Galaxy Merger using HPX-5
Simulations have long played a role in astrophysicists developing an understanding of physical phenomena in the Universe. One class of problems that have been solved with high performance computing is n-body problems, which evolve the dynamics of a large number of point particles subject to their mutual interaction. With such simulations scientists can study galaxy formation and evolution, both in individual cases and in the context of the large scale structure of the universe.
The Barnes-Hut (BH) algorithm has been used for decades to decrease the arithmetic complexity of computing the interactions of large numbers of particles. The BH algorithm is an exemplar dynamic adaptive computational method; it is often applied to problems with a huge range of scales both in space and in time. As the distribution of particles modeled changes, the amount of work that each particle needs to perform changes. The BH algorithm is thus an excellent target for HPX-5’s dynamic adaptive features.
A BH code, Yggdrasil, is being developed that leverages the power of HPX-5 for creating scalable efficient parallel codes. The current implementation uses many features of HPX-5: the central data in the BH scheme, a tree, is placed into HPX-5’s global address space; the execution proceeds in a message-driven fashion, with events occurring when the needed data is available, or by moving the work to the needed data; Local Control Objects perform lightweight synchronization to assure correct computation; and lightweight ephemeral threads are spawned to perform each computational task, allowing the fine grained parallelism inherent in BH to be expressed with HPX-5.
This movie shows the position of the disk particles in a merger of two Milky Way-like disk galaxies. THis simulation has a total of 2 million particles in both the disk and dark matter (dark matter is not shown). The time frame of the movie is 2 billion years. The simulation has no gas dynamics, and a relatively low force resolution.
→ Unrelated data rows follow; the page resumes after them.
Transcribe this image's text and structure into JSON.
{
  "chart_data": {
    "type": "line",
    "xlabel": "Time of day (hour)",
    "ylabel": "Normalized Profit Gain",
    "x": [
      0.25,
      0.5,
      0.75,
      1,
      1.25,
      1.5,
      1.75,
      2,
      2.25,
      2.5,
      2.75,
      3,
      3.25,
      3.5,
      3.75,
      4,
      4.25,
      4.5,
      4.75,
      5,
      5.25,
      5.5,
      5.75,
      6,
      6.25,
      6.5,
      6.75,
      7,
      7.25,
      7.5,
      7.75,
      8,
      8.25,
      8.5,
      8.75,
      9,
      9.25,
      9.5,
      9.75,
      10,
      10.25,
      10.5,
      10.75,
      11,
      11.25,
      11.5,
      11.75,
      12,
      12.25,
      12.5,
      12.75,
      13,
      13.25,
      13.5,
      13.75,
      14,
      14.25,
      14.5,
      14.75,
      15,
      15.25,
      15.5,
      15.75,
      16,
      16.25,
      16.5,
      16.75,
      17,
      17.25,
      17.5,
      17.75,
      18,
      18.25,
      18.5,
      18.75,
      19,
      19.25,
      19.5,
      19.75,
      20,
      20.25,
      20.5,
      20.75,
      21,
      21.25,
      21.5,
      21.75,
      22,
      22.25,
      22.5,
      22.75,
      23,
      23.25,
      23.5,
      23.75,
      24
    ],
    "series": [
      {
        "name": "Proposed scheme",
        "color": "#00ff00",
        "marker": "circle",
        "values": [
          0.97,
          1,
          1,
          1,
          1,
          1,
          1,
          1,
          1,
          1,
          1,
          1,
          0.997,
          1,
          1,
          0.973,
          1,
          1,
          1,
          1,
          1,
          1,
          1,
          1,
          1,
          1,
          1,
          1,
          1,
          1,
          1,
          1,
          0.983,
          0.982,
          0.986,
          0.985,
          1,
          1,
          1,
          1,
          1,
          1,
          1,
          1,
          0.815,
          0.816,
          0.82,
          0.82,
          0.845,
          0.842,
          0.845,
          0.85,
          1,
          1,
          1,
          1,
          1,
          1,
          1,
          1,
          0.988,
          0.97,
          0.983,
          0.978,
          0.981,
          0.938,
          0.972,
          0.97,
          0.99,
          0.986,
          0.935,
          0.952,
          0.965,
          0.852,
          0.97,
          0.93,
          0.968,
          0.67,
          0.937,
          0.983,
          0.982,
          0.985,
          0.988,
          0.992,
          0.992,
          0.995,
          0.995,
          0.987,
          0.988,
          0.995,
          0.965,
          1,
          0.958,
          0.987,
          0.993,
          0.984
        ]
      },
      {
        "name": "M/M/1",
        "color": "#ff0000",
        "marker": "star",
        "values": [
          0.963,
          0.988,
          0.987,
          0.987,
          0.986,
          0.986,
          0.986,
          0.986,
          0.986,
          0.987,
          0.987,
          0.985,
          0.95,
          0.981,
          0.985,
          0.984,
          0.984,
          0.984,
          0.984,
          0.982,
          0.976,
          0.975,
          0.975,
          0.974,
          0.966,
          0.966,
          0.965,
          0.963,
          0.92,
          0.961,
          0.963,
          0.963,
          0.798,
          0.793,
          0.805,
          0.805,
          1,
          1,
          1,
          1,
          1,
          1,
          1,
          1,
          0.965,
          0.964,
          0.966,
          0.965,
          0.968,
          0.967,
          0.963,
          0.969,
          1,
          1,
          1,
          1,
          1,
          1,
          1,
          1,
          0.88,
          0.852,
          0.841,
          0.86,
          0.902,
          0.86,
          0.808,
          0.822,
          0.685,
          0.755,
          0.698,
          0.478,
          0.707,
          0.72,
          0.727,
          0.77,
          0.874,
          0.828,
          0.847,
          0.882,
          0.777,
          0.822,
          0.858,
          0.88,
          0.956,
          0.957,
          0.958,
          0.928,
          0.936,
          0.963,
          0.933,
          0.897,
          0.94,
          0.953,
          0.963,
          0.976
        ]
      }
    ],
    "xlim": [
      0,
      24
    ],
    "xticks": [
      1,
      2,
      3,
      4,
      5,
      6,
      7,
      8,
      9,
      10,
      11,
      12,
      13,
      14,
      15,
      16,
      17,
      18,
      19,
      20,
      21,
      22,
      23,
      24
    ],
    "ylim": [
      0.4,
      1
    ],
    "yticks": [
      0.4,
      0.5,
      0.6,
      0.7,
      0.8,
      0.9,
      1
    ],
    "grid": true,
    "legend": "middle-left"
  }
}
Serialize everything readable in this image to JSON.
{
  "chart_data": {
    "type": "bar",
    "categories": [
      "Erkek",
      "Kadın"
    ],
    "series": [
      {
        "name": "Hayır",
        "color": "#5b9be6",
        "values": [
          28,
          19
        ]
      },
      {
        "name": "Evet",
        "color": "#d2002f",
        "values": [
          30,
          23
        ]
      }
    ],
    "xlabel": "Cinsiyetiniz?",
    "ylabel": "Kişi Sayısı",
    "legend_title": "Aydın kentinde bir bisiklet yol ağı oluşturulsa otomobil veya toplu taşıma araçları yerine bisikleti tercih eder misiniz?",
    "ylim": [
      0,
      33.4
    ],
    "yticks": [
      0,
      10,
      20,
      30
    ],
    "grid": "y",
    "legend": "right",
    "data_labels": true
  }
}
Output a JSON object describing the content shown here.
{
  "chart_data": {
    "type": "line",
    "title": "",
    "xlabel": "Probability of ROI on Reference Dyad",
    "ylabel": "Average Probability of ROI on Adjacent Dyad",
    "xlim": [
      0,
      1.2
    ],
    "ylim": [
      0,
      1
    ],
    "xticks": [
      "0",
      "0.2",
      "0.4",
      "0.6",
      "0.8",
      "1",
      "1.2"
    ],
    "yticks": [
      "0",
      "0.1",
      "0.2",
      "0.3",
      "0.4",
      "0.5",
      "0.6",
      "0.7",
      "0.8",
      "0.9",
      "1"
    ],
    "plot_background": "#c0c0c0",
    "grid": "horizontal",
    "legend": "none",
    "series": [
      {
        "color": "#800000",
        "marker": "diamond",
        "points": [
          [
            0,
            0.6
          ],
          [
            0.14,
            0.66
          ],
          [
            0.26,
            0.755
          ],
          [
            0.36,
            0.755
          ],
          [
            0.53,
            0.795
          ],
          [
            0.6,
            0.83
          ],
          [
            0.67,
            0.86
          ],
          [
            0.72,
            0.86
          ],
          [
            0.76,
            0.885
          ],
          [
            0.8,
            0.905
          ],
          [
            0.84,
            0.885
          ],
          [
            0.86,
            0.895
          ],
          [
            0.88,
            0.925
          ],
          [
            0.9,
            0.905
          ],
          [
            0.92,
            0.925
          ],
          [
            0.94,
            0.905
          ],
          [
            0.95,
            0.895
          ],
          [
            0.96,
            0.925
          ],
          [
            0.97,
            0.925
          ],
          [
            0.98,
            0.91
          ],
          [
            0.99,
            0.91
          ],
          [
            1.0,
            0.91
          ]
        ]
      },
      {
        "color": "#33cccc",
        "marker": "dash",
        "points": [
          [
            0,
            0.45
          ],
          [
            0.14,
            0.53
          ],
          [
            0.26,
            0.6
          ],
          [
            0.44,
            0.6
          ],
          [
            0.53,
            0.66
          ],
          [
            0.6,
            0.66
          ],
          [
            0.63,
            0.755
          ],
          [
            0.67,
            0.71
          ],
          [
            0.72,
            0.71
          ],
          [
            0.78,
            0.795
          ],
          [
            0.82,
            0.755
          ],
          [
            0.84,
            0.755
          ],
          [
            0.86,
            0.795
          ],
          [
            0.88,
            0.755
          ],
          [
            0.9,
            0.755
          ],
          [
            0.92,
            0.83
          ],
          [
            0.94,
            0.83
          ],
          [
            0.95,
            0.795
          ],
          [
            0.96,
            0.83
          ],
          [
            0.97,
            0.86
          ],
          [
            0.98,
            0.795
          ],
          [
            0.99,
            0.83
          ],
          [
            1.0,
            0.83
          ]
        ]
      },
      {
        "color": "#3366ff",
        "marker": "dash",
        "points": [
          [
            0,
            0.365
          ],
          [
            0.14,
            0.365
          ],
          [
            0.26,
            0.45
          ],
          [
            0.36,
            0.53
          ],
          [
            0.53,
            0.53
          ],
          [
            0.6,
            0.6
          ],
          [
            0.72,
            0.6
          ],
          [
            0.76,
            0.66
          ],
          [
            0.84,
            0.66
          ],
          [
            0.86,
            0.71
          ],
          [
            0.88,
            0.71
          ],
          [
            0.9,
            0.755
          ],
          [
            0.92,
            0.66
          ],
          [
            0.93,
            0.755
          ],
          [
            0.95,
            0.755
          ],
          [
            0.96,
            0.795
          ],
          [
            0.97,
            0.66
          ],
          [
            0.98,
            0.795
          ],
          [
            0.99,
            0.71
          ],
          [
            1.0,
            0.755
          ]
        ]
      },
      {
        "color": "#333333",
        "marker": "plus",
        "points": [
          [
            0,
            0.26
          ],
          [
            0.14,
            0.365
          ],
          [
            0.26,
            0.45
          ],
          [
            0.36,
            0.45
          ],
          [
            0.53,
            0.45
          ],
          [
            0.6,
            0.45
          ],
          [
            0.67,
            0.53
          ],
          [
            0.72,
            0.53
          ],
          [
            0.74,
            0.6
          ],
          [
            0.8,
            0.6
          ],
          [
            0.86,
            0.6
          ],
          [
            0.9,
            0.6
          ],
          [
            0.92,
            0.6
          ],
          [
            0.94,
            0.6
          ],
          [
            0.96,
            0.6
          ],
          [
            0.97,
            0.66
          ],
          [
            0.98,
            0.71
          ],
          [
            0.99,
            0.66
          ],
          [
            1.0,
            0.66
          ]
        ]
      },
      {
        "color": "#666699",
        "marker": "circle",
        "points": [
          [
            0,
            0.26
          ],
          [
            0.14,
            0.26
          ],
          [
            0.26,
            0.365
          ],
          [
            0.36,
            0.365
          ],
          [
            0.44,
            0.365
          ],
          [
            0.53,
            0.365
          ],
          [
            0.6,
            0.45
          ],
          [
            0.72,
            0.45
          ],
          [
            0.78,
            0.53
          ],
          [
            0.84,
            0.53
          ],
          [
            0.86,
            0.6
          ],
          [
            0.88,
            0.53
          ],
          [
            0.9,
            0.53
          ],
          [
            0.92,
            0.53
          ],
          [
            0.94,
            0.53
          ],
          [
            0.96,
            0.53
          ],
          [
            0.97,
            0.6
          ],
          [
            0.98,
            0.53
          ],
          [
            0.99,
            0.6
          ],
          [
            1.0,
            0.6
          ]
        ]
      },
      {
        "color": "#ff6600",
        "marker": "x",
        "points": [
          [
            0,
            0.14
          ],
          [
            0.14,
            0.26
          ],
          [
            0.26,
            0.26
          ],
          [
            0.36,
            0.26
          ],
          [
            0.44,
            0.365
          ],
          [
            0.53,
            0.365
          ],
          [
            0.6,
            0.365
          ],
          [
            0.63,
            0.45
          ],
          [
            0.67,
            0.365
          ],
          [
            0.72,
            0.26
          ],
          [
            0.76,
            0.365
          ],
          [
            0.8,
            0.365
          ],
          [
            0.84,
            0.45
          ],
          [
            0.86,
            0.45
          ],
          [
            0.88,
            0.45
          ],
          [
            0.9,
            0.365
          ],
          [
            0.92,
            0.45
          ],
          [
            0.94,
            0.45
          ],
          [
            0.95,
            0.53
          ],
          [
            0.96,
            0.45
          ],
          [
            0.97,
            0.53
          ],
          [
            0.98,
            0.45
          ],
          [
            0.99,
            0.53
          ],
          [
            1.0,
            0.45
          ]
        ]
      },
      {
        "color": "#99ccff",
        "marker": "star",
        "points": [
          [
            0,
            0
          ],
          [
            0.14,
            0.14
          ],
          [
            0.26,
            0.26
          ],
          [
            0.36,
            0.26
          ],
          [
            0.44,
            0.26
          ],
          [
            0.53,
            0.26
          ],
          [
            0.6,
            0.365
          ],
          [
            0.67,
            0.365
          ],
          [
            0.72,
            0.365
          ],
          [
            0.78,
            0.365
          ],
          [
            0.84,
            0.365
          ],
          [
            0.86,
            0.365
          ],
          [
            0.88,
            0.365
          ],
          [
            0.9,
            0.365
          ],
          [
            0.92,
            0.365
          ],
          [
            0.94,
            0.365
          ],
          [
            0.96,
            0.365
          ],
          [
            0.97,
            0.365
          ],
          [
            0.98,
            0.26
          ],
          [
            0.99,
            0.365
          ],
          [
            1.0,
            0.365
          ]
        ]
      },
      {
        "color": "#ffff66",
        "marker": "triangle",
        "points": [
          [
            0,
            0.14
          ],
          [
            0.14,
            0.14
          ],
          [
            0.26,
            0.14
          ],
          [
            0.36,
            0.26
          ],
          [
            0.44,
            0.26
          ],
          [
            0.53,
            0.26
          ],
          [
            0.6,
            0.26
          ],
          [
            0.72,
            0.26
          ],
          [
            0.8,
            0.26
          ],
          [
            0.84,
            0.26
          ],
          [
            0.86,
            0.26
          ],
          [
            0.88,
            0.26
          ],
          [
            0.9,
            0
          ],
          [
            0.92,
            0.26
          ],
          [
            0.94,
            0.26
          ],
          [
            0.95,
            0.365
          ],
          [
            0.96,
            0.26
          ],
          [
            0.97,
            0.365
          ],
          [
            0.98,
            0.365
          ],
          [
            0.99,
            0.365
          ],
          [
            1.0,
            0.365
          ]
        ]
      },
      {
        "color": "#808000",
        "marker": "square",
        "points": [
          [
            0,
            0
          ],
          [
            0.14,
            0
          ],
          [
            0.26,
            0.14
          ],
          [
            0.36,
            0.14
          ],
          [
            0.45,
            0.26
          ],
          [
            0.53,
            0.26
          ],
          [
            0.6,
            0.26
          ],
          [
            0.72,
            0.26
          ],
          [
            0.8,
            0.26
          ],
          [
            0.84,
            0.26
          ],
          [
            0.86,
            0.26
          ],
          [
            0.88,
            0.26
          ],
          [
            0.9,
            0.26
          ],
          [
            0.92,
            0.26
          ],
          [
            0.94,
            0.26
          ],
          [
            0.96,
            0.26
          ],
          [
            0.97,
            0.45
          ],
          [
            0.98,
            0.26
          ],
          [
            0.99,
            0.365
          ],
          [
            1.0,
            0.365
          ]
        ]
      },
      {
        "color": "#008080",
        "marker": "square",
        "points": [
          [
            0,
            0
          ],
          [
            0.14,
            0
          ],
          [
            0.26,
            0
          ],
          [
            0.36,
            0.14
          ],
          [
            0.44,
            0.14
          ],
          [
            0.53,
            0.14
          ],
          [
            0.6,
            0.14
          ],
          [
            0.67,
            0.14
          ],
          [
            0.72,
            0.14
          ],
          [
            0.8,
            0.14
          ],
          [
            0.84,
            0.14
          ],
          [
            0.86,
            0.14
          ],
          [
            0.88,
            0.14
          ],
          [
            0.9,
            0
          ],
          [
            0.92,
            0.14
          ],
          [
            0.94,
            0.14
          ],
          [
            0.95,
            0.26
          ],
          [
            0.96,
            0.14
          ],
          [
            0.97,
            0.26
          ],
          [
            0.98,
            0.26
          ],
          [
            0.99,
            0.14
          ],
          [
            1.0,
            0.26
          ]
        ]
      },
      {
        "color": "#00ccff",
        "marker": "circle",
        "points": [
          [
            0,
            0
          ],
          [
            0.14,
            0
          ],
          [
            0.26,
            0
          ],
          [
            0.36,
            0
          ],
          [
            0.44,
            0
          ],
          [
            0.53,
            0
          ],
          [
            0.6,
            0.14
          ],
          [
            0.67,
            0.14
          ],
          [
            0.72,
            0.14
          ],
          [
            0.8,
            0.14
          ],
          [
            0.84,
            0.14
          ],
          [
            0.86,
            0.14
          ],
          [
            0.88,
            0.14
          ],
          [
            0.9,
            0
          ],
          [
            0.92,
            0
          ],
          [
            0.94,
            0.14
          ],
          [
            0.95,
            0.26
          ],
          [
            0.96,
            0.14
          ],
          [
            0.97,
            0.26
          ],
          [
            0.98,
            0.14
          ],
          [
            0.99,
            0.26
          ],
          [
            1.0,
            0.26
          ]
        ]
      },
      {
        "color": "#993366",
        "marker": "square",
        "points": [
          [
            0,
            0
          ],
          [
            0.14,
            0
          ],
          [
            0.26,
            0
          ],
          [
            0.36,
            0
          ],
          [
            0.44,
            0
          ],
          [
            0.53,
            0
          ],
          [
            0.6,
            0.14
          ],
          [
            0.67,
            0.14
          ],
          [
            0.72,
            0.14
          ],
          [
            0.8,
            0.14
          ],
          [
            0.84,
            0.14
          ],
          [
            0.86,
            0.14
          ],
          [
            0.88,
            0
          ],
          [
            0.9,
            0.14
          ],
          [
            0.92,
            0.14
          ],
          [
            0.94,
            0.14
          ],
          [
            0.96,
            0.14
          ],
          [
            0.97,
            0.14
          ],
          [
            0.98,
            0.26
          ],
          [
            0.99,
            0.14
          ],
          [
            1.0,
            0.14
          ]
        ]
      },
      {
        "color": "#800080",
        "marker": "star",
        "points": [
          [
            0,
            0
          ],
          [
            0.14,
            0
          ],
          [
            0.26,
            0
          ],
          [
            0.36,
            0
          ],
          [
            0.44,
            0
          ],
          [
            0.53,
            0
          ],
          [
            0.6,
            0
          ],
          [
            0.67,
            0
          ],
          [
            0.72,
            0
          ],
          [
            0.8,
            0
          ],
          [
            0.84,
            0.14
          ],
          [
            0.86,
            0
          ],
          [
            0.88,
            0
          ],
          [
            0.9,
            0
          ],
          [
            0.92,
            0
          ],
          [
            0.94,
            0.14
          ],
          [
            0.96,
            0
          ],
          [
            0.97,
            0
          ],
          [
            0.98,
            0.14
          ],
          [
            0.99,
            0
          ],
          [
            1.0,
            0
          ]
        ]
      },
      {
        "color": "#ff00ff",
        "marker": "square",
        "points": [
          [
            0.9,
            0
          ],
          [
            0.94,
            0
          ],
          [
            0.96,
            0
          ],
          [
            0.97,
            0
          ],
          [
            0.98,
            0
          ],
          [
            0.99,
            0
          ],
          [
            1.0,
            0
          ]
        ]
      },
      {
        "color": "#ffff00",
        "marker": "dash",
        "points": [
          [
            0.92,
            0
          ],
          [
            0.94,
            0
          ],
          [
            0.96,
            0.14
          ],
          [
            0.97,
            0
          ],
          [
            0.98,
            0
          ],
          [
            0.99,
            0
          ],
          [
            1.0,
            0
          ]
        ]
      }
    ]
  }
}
The time to compute this solution was lower than it took GADGET-3 for the same initial conditions with the same parameters.
HPX-5 Running on Cori@NERSC (Cray XC-40) with dynamic scheduling to stay under soft power cap
We show the performance scalability of HPX-5 integrated with APEX. The demo shows the LULESH application running on NERSC Edison, using the Photon integrated communication library. APEX Introspection observes the application, runtime, OS and hardware to maintain the APEX state, while its Policy Engine enforces policy rules to adapt, constrain or otherwise modify the application behavior. This application shows APEX adapting to the runtime to turn hyper-threading down. Photon supports a tight coupling of the runtime system with the underlying network fabric that scales and remains performant in exascale environments.
Dynamic, Adaptive Execution of LULESH in HPX-5 demo
One goal of asynchronous multithreaded runtimes is to tolerate latency with concurrency. This visualization depicts this capability in HPX-5 through two different instantiations of the LULESH mini app. The first is a traditional one domain per core decomposition that clearly demonstrates the underlying synchronous nature of the application. The second is an over-decomposition using eight smaller domains per core. The HPX-5 scheduler is aware of dependencies and schedules computation as it becomes enabled. This naturally results in overlapped communication and computation, as well as more effective cache use, and outperforms the MPI reference implementation by 15% at this scale.
Automatic, Dynamic Load Balancing of FMM in HPX-5 demo
One demonstrates the effectiveness of dynamic load balancing through global data relocation using the active global address space (AGAS) in HPX-5. With the Fast Multipole Method (FMM) application as an example, the visualization will show the reduction in communication due to dynamic global data rebalancing. The source and target spatial decomposition trees in FMM will be laid out next to each other with nodes in the tree colored based on their physical location. As the FMM application runs, HPX-5 will perform online profiling of accesses to the global data. During the load-balancing phase, the optimal data distribution will be determined by performing edge-cut recursive partitioning of the aggregated communication graph. The visualization will resume after global data rebalancing to show the apparent decrease in remote communication activity.